In the aftermath of Fukushima, Germany’s renewable energy sources rise 20%
The worldwide implications for nuclear power advocates in light of the 11 March disaster at Japan’s Daichi Fukushima nuclear complex, battered first by an earthquake and a subsequent tsunami, are slowly unfolding.
Nations committed to nuclear power are being subjected to a relentless PR barrage by nuclear construction firms, who stand to lose billions if current contracts are suspended or, even worse, cancelled.
Despite the bland reassurances of the nuclear power industry that “it can’t happen here,” in Europe, Italy has canceled plans to construct nuclear reactors, while Germany’s Bundestag last month passed a resolution to close all 17 of the nation’s nuclear power plants. Seven NPP plants were immediately shuttered with the remainder to be passed out by 2022.
So, where to go for the juice?
Shifting gears since the beginning of the year, a trend accelerated by Japan’s Fukushima debacle, in a statement released by the German Association of Energy and Water Industries (BDEW), commenting on renewable energy input to the country’s national grid since January, “Renewable energies have crossed the 20 percent mark in Germany for the first time.” Last year, Germany’s green energy consumption totaled 18.3 percent of total demand.

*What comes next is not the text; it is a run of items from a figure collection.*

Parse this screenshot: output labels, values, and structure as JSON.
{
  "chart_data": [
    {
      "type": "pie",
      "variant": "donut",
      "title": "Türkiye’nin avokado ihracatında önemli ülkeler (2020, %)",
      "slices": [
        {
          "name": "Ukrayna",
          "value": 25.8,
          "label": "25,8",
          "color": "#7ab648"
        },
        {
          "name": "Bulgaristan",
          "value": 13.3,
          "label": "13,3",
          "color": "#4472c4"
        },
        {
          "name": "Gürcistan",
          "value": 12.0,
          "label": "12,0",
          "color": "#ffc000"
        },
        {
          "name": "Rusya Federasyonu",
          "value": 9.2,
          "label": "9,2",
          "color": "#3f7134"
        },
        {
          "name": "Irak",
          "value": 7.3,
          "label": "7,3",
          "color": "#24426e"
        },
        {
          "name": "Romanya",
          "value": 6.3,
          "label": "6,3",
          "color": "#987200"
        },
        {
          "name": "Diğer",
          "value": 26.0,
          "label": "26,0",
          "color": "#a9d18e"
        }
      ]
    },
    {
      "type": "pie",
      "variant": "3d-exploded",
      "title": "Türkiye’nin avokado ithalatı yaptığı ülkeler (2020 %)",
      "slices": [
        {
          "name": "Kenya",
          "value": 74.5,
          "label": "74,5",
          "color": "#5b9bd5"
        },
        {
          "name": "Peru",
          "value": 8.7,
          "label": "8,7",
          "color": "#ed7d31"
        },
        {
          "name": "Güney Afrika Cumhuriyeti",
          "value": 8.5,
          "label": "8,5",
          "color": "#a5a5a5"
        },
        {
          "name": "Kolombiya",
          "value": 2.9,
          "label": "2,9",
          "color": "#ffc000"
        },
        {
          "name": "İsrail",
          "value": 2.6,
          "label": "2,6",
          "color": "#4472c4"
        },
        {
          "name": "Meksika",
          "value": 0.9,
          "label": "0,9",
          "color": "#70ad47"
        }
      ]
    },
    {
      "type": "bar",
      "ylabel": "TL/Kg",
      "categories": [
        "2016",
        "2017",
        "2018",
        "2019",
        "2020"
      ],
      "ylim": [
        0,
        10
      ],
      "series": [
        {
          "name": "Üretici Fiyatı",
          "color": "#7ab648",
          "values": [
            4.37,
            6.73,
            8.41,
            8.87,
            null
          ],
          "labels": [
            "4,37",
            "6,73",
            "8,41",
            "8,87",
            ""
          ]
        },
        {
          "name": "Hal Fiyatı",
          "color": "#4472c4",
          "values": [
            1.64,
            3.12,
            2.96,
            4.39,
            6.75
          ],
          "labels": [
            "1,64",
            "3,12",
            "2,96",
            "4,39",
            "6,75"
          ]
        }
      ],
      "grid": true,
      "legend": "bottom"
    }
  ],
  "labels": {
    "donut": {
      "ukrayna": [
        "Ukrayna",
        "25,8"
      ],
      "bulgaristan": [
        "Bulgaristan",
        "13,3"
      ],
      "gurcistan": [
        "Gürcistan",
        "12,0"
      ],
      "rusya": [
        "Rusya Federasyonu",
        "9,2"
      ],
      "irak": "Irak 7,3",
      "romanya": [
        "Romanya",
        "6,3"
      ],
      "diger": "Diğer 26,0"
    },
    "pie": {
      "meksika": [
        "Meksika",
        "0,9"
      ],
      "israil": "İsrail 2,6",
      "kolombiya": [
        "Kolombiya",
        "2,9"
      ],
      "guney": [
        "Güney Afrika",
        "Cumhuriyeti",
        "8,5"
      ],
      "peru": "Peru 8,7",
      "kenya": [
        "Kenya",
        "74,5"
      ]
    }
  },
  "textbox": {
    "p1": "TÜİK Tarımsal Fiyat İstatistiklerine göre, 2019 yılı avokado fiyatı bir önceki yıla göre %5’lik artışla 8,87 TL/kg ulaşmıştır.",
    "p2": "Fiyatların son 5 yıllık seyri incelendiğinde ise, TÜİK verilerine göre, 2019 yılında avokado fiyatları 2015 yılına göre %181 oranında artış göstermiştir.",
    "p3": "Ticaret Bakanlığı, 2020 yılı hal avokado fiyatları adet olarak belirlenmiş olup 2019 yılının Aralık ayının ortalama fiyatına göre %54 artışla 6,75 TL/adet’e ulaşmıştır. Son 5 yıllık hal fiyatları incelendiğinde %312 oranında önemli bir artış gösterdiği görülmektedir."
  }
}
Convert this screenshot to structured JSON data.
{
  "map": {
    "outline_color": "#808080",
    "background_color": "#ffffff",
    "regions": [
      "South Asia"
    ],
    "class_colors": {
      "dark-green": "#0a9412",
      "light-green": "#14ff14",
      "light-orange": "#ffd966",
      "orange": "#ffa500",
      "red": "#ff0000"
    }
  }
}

Following Fukushima, German Chancellor Angela Merkel said that her government’s goal was to draw 35 percent of production from renewable energy sources by 2022. While Germany’s total energy consumption remained stable at 2010 levels of 275.5 billion kilowatt-hours, energy from sources like wind, biomass, hydroelectric plants, solar panels and waste incineration rose to 57.3 billion kilowatt-hours in the first six months of 2011.
Wind power, Germany’s most important renewable energy source at present, rose to 20.7 billion kilowatt-hours of total usage, with biomass contributing 5.6 percent, solar 3.5 percent and hydroelectric power a modest 3.3 percent.
Germany’s new energy policies will depend on the installation of new renewable power capacities with an amendment to the Renewable Energies Act stipulating the doubling of the nation’s share of green power to 35 percent minimum no later than 2020 with an especial emphasis on offshore wind farms.
While these figures are still modest, they conceal an immense but simple truth.
One of the world’s most advanced economies has reviewed its commitment to nuclear energy, which accounted for 23 percent of national electricity consumption, and decided to abandon it, a not insignificant commitment, as its first NPP came online in 1969.
Even more extraordinary, the decision was made not on the basis of an in-country disaster, but watching the experience of others. As Japan is one of the world’s leading technological states and yet was subjected to the Fukushima disaster, Berlin obviously concluded that engineering cannot factor out every natural random event. Like Japan, Germany is a densely populated state, and a nuclear incident and its attendant debris was obviously adjudged as not worth the risk.
Looking at the transition not as a debacle but an opportunity, Chancellor Merkel said that the closure of Germany’s NNP installations, previously scheduled to be shuttered as late as 2036, would give Germany a competitive advantage in the development of renewable energy, commenting, “As the first big industrialized nation, we can achieve such a transformation toward efficient and renewable energies, with all the opportunities that brings for exports, developing new technologies and jobs.”
The consequences of Fukushima on the world’s multi-trillion dollar civilian nuclear energy industry have yet to play out. But some broad issue outlines are becoming clear.
While Germany’s prosperity is unmatched in Europe, which allows it to pursue other energy alternatives, other EU nations will undoubtedly be more circumspect in reviewing their nuclear programs.
Given the German decision however, it seems likely that nuclear energy companies will redouble their efforts in developing countries short of energy, including Turkey, Lithuania, Bulgaria, China and India, trotting out the usual panaceas about zero greenhouse gas emissions, reactor redesign, etc. etc. etc.
Energy deficit countries will be faced with tough calls – build a nuclear plant in 2-3 years and resolve some energy issues, or await Germany’s transition to alternatives.
Much is riding on Berlin’s efforts, but what the future will look like is anyone’s guess, and the global nuclear lobby is most unlikely to go quietly into that gentle night.